3D reservoir modelling is built on 2 pillars: the static and dynamic reservoir models. The static model quantifies the architecture of the reservoir and the volume in place at initial conditions and it serves as a platform for forecasting the future performance of the reservoir. The second pillar is the dynamic simulation aiming at physically describing the hydrocarbon production scheme for the reservoir and is the backbone of the field development plan.
The commonly encountered challenge is that the validation of the initial reservoir properties can only be performed during the dynamic simulation stage through the “reverse validation” history match process. Past reservoir performance is thus used as a calibration to put confidence in the prediction of future production.
Permeability, perhaps the most critical reservoir property, acts as a cornerstone between the static and the dynamic domains. With increased production time, the history match process often becomes challenging and requires the introduction of “manual edits” in the initial static reservoir
picture to satisfy acceptance criteria. In general, permeability is the main parameter to be manually edited as it has the most sensitive impact on pressure change, production rate, water breakthrough timing and evolution. And the most common way to modify the permeability model is to
apply the infamous multipliers.
Tweaking
Permeability multipliers represent swathes of the reservoir where a bulk permeability multiplier is applied to improve history match either locally or globally. General scenarios for an oil reservoir include permeability boost (multiplied by a factor > 1) when the simulated oil rate falls short against the actual performance of the reservoir. On the other side, permeability can be toned down (multiplied by a factor < 1) when water breakthrough comes early or water cut evolution is too rapid.

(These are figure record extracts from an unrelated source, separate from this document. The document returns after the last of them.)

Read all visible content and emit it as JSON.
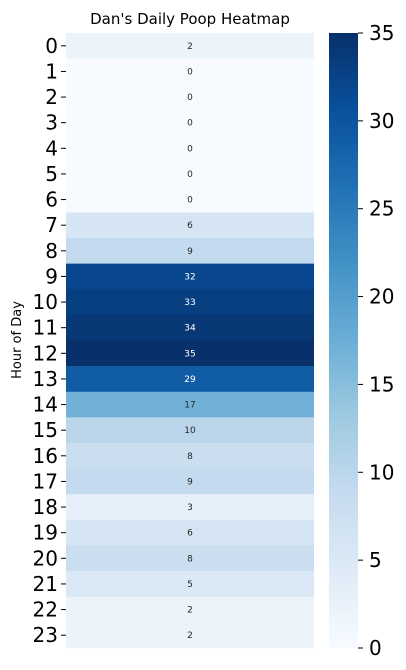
{
  "chart_data": {
    "type": "heatmap",
    "title": "Dan's Daily Poop Heatmap",
    "xlabel": "",
    "ylabel": "Hour of Day",
    "categories": [
      "0",
      "1",
      "2",
      "3",
      "4",
      "5",
      "6",
      "7",
      "8",
      "9",
      "10",
      "11",
      "12",
      "13",
      "14",
      "15",
      "16",
      "17",
      "18",
      "19",
      "20",
      "21",
      "22",
      "23"
    ],
    "values": [
      2,
      0,
      0,
      0,
      0,
      0,
      0,
      6,
      9,
      32,
      33,
      34,
      35,
      29,
      17,
      10,
      8,
      9,
      3,
      6,
      8,
      5,
      2,
      2
    ],
    "colorbar": {
      "min": 0,
      "max": 35,
      "ticks": [
        0,
        5,
        10,
        15,
        20,
        25,
        30,
        35
      ],
      "colormap": "Blues"
    },
    "grid": false,
    "legend": "colorbar-right"
  }
}
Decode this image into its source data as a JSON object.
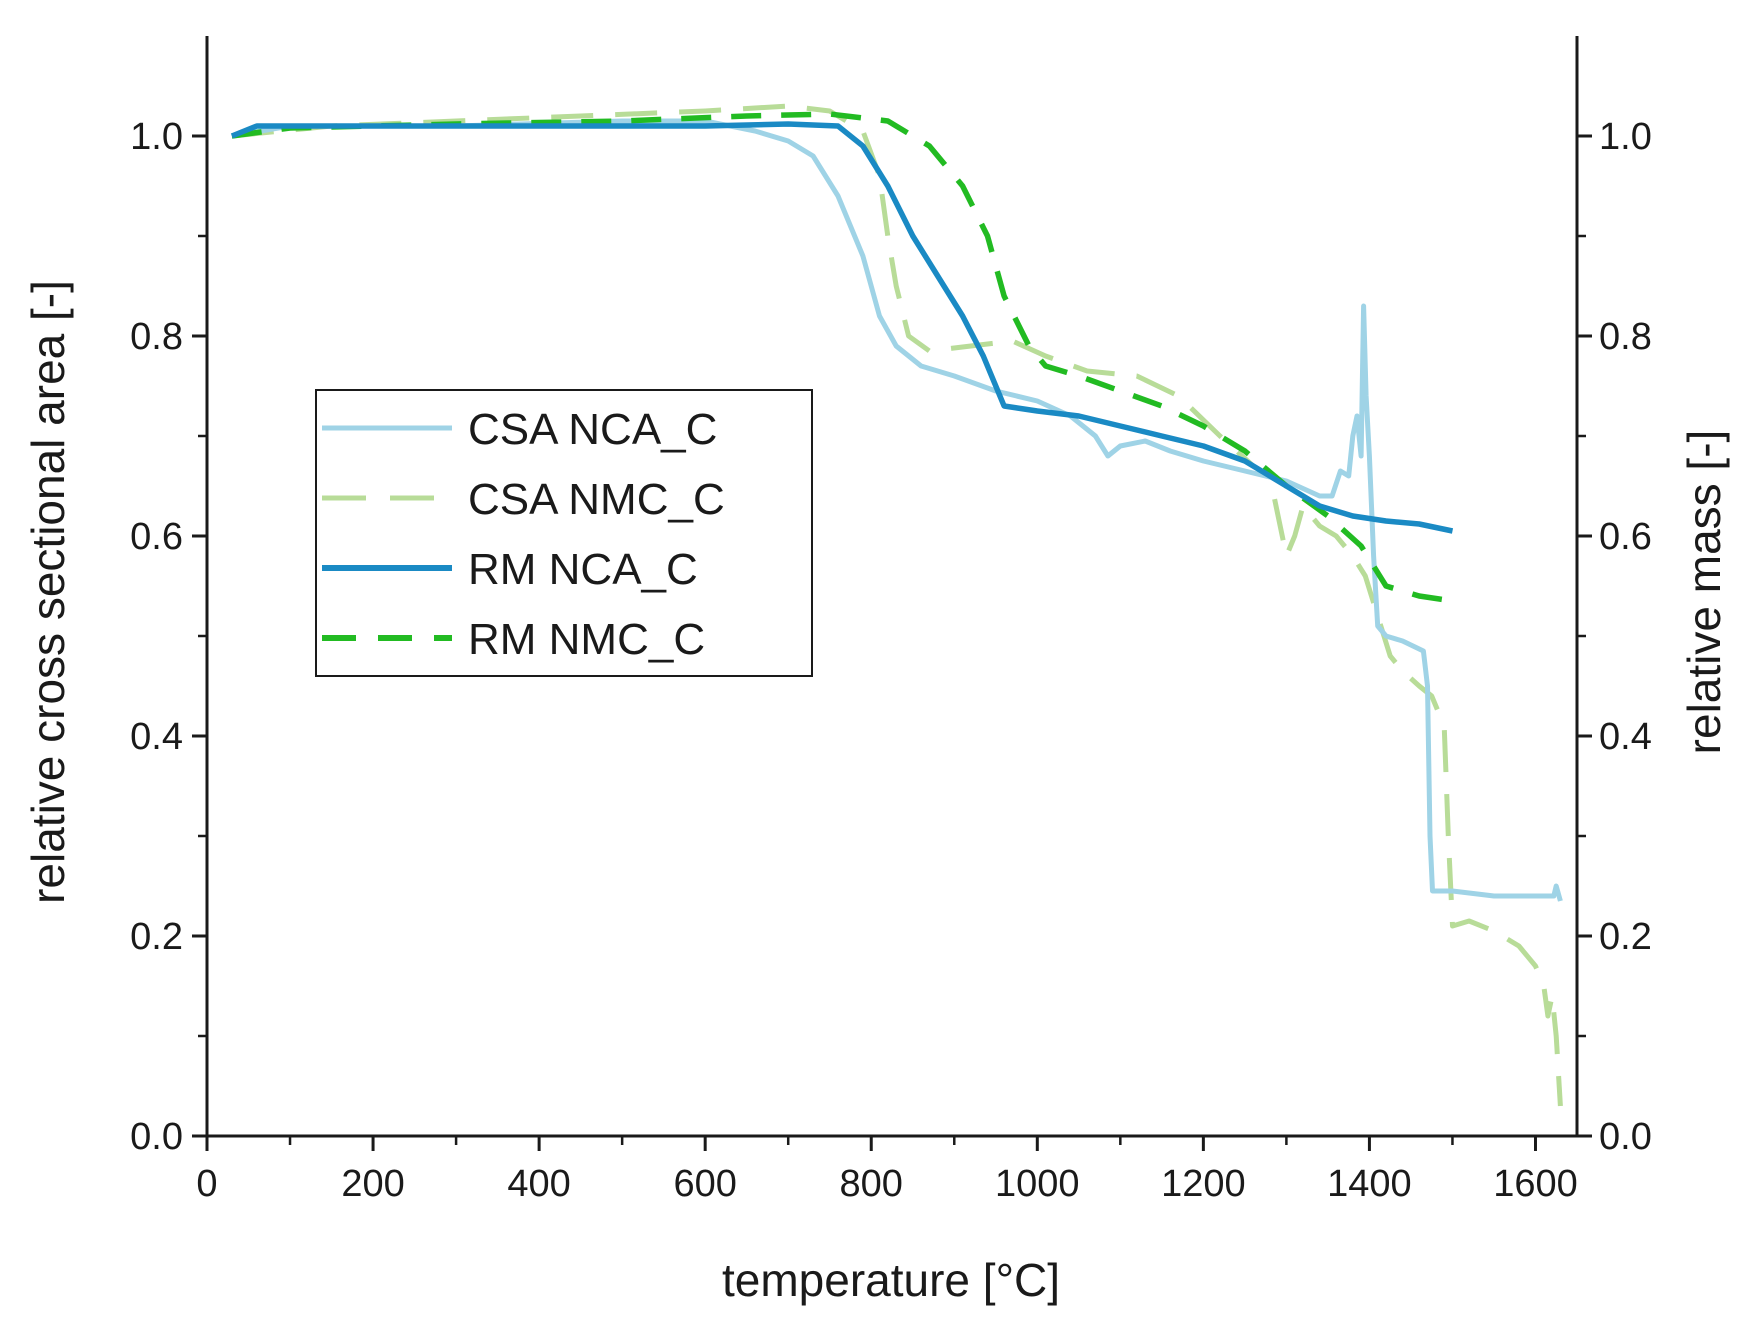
{
  "chart_data": {
    "type": "line",
    "xlabel": "temperature [°C]",
    "ylabel": "relative cross sectional area [-]",
    "y2label": "relative mass [-]",
    "xlim": [
      0,
      1650
    ],
    "ylim": [
      0,
      1.1
    ],
    "y2lim": [
      0,
      1.1
    ],
    "xticks": [
      0,
      200,
      400,
      600,
      800,
      1000,
      1200,
      1400,
      1600
    ],
    "yticks": [
      0.0,
      0.2,
      0.4,
      0.6,
      0.8,
      1.0
    ],
    "xtick_labels": [
      "0",
      "200",
      "400",
      "600",
      "800",
      "1000",
      "1200",
      "1400",
      "1600"
    ],
    "ytick_labels": [
      "0.0",
      "0.2",
      "0.4",
      "0.6",
      "0.8",
      "1.0"
    ],
    "y2tick_labels": [
      "0.0",
      "0.2",
      "0.4",
      "0.6",
      "0.8",
      "1.0"
    ],
    "legend_position": "middle-left",
    "grid": false,
    "series": [
      {
        "name": "CSA NCA_C",
        "color": "#9fd3e6",
        "dash": "solid",
        "axis": "left",
        "points": [
          [
            30,
            1.0
          ],
          [
            100,
            1.01
          ],
          [
            300,
            1.01
          ],
          [
            500,
            1.015
          ],
          [
            600,
            1.015
          ],
          [
            660,
            1.005
          ],
          [
            700,
            0.995
          ],
          [
            730,
            0.98
          ],
          [
            760,
            0.94
          ],
          [
            790,
            0.88
          ],
          [
            810,
            0.82
          ],
          [
            830,
            0.79
          ],
          [
            860,
            0.77
          ],
          [
            900,
            0.76
          ],
          [
            950,
            0.745
          ],
          [
            1000,
            0.735
          ],
          [
            1040,
            0.72
          ],
          [
            1070,
            0.7
          ],
          [
            1085,
            0.68
          ],
          [
            1100,
            0.69
          ],
          [
            1130,
            0.695
          ],
          [
            1160,
            0.685
          ],
          [
            1200,
            0.675
          ],
          [
            1250,
            0.665
          ],
          [
            1300,
            0.655
          ],
          [
            1340,
            0.64
          ],
          [
            1355,
            0.64
          ],
          [
            1365,
            0.665
          ],
          [
            1375,
            0.66
          ],
          [
            1380,
            0.7
          ],
          [
            1385,
            0.72
          ],
          [
            1390,
            0.68
          ],
          [
            1393,
            0.83
          ],
          [
            1396,
            0.74
          ],
          [
            1400,
            0.68
          ],
          [
            1405,
            0.58
          ],
          [
            1410,
            0.51
          ],
          [
            1420,
            0.5
          ],
          [
            1440,
            0.495
          ],
          [
            1465,
            0.485
          ],
          [
            1470,
            0.45
          ],
          [
            1473,
            0.3
          ],
          [
            1476,
            0.245
          ],
          [
            1500,
            0.245
          ],
          [
            1550,
            0.24
          ],
          [
            1600,
            0.24
          ],
          [
            1622,
            0.24
          ],
          [
            1625,
            0.25
          ],
          [
            1630,
            0.235
          ]
        ]
      },
      {
        "name": "CSA NMC_C",
        "color": "#b8dc98",
        "dash": "long-dash",
        "axis": "left",
        "points": [
          [
            30,
            1.0
          ],
          [
            150,
            1.01
          ],
          [
            300,
            1.015
          ],
          [
            450,
            1.02
          ],
          [
            600,
            1.025
          ],
          [
            700,
            1.03
          ],
          [
            750,
            1.025
          ],
          [
            790,
            1.005
          ],
          [
            810,
            0.96
          ],
          [
            820,
            0.9
          ],
          [
            830,
            0.85
          ],
          [
            845,
            0.8
          ],
          [
            870,
            0.785
          ],
          [
            920,
            0.79
          ],
          [
            970,
            0.795
          ],
          [
            1010,
            0.78
          ],
          [
            1060,
            0.765
          ],
          [
            1120,
            0.76
          ],
          [
            1170,
            0.74
          ],
          [
            1220,
            0.7
          ],
          [
            1260,
            0.67
          ],
          [
            1280,
            0.66
          ],
          [
            1290,
            0.62
          ],
          [
            1300,
            0.58
          ],
          [
            1310,
            0.6
          ],
          [
            1320,
            0.63
          ],
          [
            1340,
            0.61
          ],
          [
            1360,
            0.6
          ],
          [
            1380,
            0.58
          ],
          [
            1395,
            0.56
          ],
          [
            1410,
            0.52
          ],
          [
            1425,
            0.48
          ],
          [
            1440,
            0.465
          ],
          [
            1460,
            0.45
          ],
          [
            1475,
            0.44
          ],
          [
            1490,
            0.41
          ],
          [
            1495,
            0.3
          ],
          [
            1500,
            0.21
          ],
          [
            1520,
            0.215
          ],
          [
            1550,
            0.205
          ],
          [
            1580,
            0.19
          ],
          [
            1600,
            0.17
          ],
          [
            1610,
            0.15
          ],
          [
            1615,
            0.12
          ],
          [
            1620,
            0.14
          ],
          [
            1625,
            0.1
          ],
          [
            1630,
            0.03
          ]
        ]
      },
      {
        "name": "RM NCA_C",
        "color": "#1a8ac4",
        "dash": "solid",
        "axis": "right",
        "points": [
          [
            30,
            1.0
          ],
          [
            60,
            1.01
          ],
          [
            200,
            1.01
          ],
          [
            400,
            1.01
          ],
          [
            600,
            1.01
          ],
          [
            700,
            1.012
          ],
          [
            760,
            1.01
          ],
          [
            790,
            0.99
          ],
          [
            820,
            0.95
          ],
          [
            850,
            0.9
          ],
          [
            880,
            0.86
          ],
          [
            910,
            0.82
          ],
          [
            935,
            0.78
          ],
          [
            960,
            0.73
          ],
          [
            1000,
            0.725
          ],
          [
            1050,
            0.72
          ],
          [
            1100,
            0.71
          ],
          [
            1150,
            0.7
          ],
          [
            1200,
            0.69
          ],
          [
            1250,
            0.675
          ],
          [
            1300,
            0.65
          ],
          [
            1340,
            0.63
          ],
          [
            1380,
            0.62
          ],
          [
            1420,
            0.615
          ],
          [
            1460,
            0.612
          ],
          [
            1500,
            0.605
          ]
        ]
      },
      {
        "name": "RM NMC_C",
        "color": "#22bb22",
        "dash": "dash",
        "axis": "right",
        "points": [
          [
            30,
            1.0
          ],
          [
            100,
            1.008
          ],
          [
            300,
            1.012
          ],
          [
            500,
            1.015
          ],
          [
            650,
            1.02
          ],
          [
            750,
            1.022
          ],
          [
            820,
            1.015
          ],
          [
            870,
            0.99
          ],
          [
            910,
            0.95
          ],
          [
            940,
            0.9
          ],
          [
            960,
            0.84
          ],
          [
            990,
            0.79
          ],
          [
            1010,
            0.77
          ],
          [
            1050,
            0.76
          ],
          [
            1100,
            0.745
          ],
          [
            1150,
            0.73
          ],
          [
            1200,
            0.71
          ],
          [
            1250,
            0.685
          ],
          [
            1300,
            0.65
          ],
          [
            1350,
            0.62
          ],
          [
            1390,
            0.59
          ],
          [
            1420,
            0.55
          ],
          [
            1460,
            0.54
          ],
          [
            1500,
            0.535
          ]
        ]
      }
    ]
  }
}
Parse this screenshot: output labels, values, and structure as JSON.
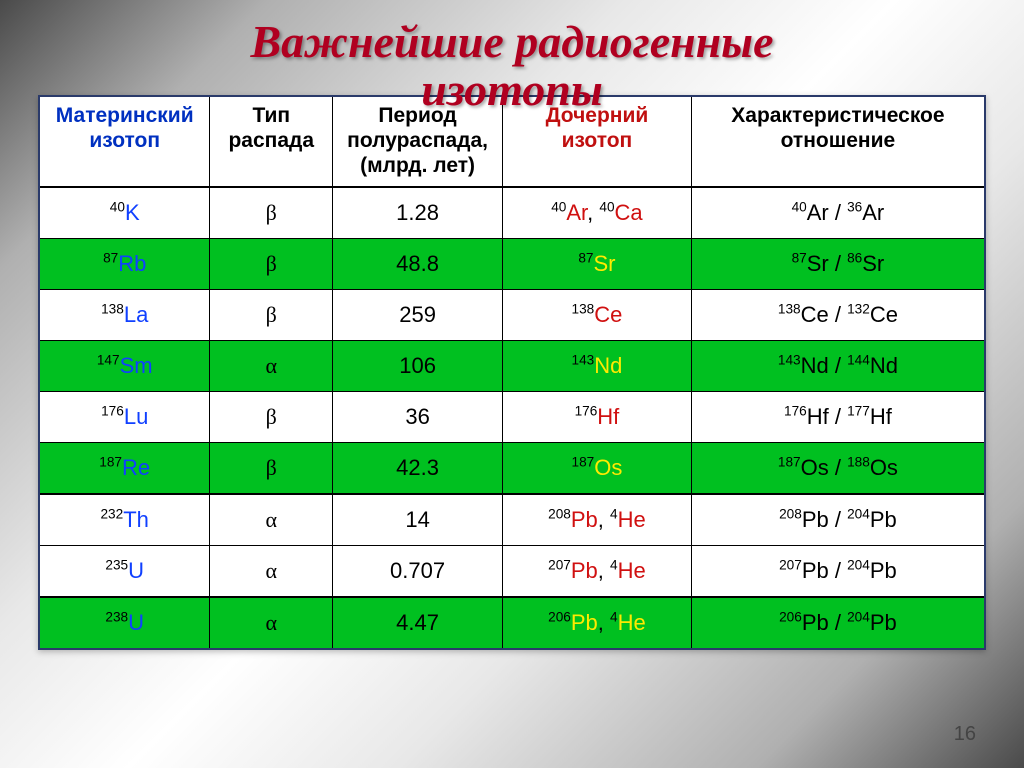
{
  "title_line1": "Важнейшие радиогенные",
  "title_line2": "изотопы",
  "columns": {
    "parent": "Материнский\nизотоп",
    "decay_type": "Тип\nраспада",
    "half_life": "Период\nполураспада,\n(млрд. лет)",
    "daughter": "Дочерний\nизотоп",
    "ratio": "Характеристическое\nотношение"
  },
  "rows": [
    {
      "hl": false,
      "parent_s": "40",
      "parent_e": "K",
      "decay": "β",
      "half": "1.28",
      "daughter": [
        {
          "s": "40",
          "e": "Ar"
        },
        {
          "s": "40",
          "e": "Ca"
        }
      ],
      "ratio": [
        {
          "s": "40",
          "e": "Ar"
        },
        {
          "s": "36",
          "e": "Ar"
        }
      ]
    },
    {
      "hl": true,
      "parent_s": "87",
      "parent_e": "Rb",
      "decay": "β",
      "half": "48.8",
      "daughter": [
        {
          "s": "87",
          "e": "Sr"
        }
      ],
      "ratio": [
        {
          "s": "87",
          "e": "Sr"
        },
        {
          "s": "86",
          "e": "Sr"
        }
      ]
    },
    {
      "hl": false,
      "parent_s": "138",
      "parent_e": "La",
      "decay": "β",
      "half": "259",
      "daughter": [
        {
          "s": "138",
          "e": "Ce"
        }
      ],
      "ratio": [
        {
          "s": "138",
          "e": "Ce"
        },
        {
          "s": "132",
          "e": "Ce"
        }
      ]
    },
    {
      "hl": true,
      "parent_s": "147",
      "parent_e": "Sm",
      "decay": "α",
      "half": "106",
      "daughter": [
        {
          "s": "143",
          "e": "Nd"
        }
      ],
      "ratio": [
        {
          "s": "143",
          "e": "Nd"
        },
        {
          "s": "144",
          "e": "Nd"
        }
      ]
    },
    {
      "hl": false,
      "parent_s": "176",
      "parent_e": "Lu",
      "decay": "β",
      "half": "36",
      "daughter": [
        {
          "s": "176",
          "e": "Hf"
        }
      ],
      "ratio": [
        {
          "s": "176",
          "e": "Hf"
        },
        {
          "s": "177",
          "e": "Hf"
        }
      ]
    },
    {
      "hl": true,
      "parent_s": "187",
      "parent_e": "Re",
      "decay": "β",
      "half": "42.3",
      "daughter": [
        {
          "s": "187",
          "e": "Os"
        }
      ],
      "ratio": [
        {
          "s": "187",
          "e": "Os"
        },
        {
          "s": "188",
          "e": "Os"
        }
      ]
    },
    {
      "hl": false,
      "thick": true,
      "parent_s": "232",
      "parent_e": "Th",
      "decay": "α",
      "half": "14",
      "daughter": [
        {
          "s": "208",
          "e": "Pb"
        },
        {
          "s": "4",
          "e": "He"
        }
      ],
      "ratio": [
        {
          "s": "208",
          "e": "Pb"
        },
        {
          "s": "204",
          "e": "Pb"
        }
      ]
    },
    {
      "hl": false,
      "parent_s": "235",
      "parent_e": "U",
      "decay": "α",
      "half": "0.707",
      "daughter": [
        {
          "s": "207",
          "e": "Pb"
        },
        {
          "s": "4",
          "e": "He"
        }
      ],
      "ratio": [
        {
          "s": "207",
          "e": "Pb"
        },
        {
          "s": "204",
          "e": "Pb"
        }
      ]
    },
    {
      "hl": true,
      "thick": true,
      "parent_s": "238",
      "parent_e": "U",
      "decay": "α",
      "half": "4.47",
      "daughter": [
        {
          "s": "206",
          "e": "Pb"
        },
        {
          "s": "4",
          "e": "He"
        }
      ],
      "ratio": [
        {
          "s": "206",
          "e": "Pb"
        },
        {
          "s": "204",
          "e": "Pb"
        }
      ]
    }
  ],
  "page_number": "16",
  "colors": {
    "title": "#b00020",
    "highlight_row": "#00c020",
    "parent_text": "#1040ff",
    "daughter_text": "#d01010",
    "daughter_text_hl": "#ffea00",
    "header_parent": "#0030c0",
    "header_daughter": "#c01010",
    "border": "#000000",
    "outer_border": "#2a3a6a"
  }
}
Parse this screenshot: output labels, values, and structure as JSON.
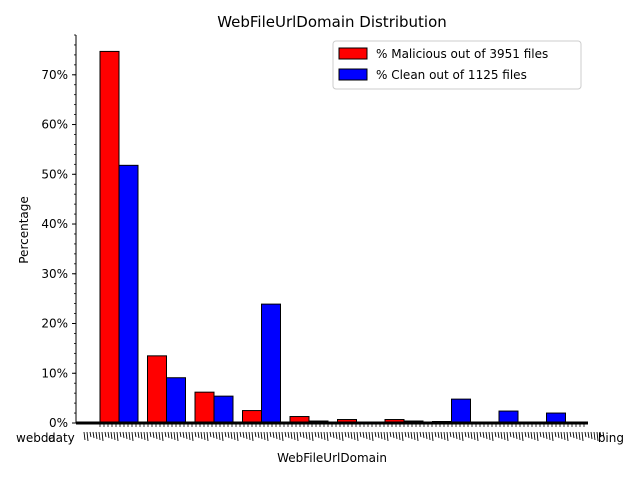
{
  "chart_data": {
    "type": "bar",
    "title": "WebFileUrlDomain Distribution",
    "xlabel": "WebFileUrlDomain",
    "ylabel": "Percentage",
    "ylim": [
      0,
      78
    ],
    "yticks": [
      0,
      10,
      20,
      30,
      40,
      50,
      60,
      70
    ],
    "ytick_format": "{v}%",
    "grid": false,
    "legend_position": "top-right",
    "x_tick_labels_visible": [
      "webda",
      "daty",
      "bing"
    ],
    "series": [
      {
        "name": "% Malicious out of 3951 files",
        "color": "#ff0000",
        "values": [
          74.7,
          13.5,
          6.2,
          2.5,
          1.3,
          0.7,
          0.7,
          0.3,
          0.0,
          0.0
        ]
      },
      {
        "name": "% Clean out of 1125 files",
        "color": "#0000ff",
        "values": [
          51.8,
          9.1,
          5.4,
          23.9,
          0.4,
          0.1,
          0.4,
          4.8,
          2.4,
          2.0
        ]
      }
    ]
  }
}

Because permeability is not measured directly at the well level other than well test and production performance, modelling permeability at initial conditions remains the most challenging reservoir property endeavor. Finding a relationship between porosity and permeability at plug scale and building permeability prediction log using machine learning algorithms are today’s most popular workflows. Using permeability multipliers is ultimately a diagnostic informing that the dynamic of the reservoir is not properly represented by the static reservoir
model.
The usual suspects are the presence of features that contribute to flow but are not captured at plug scale (think fractures or vugs), model resolution issues where the vertical resolution is too coarse resulting in an excessive averaging of the permeability or the elimination of outliers on the high side that were mistakenly attributed to spurious data points.
On that basis, with each permeability multiplier introduced in a reservoir model comes an erosion in predictive power to the point that future performance forecast is clearly at risk.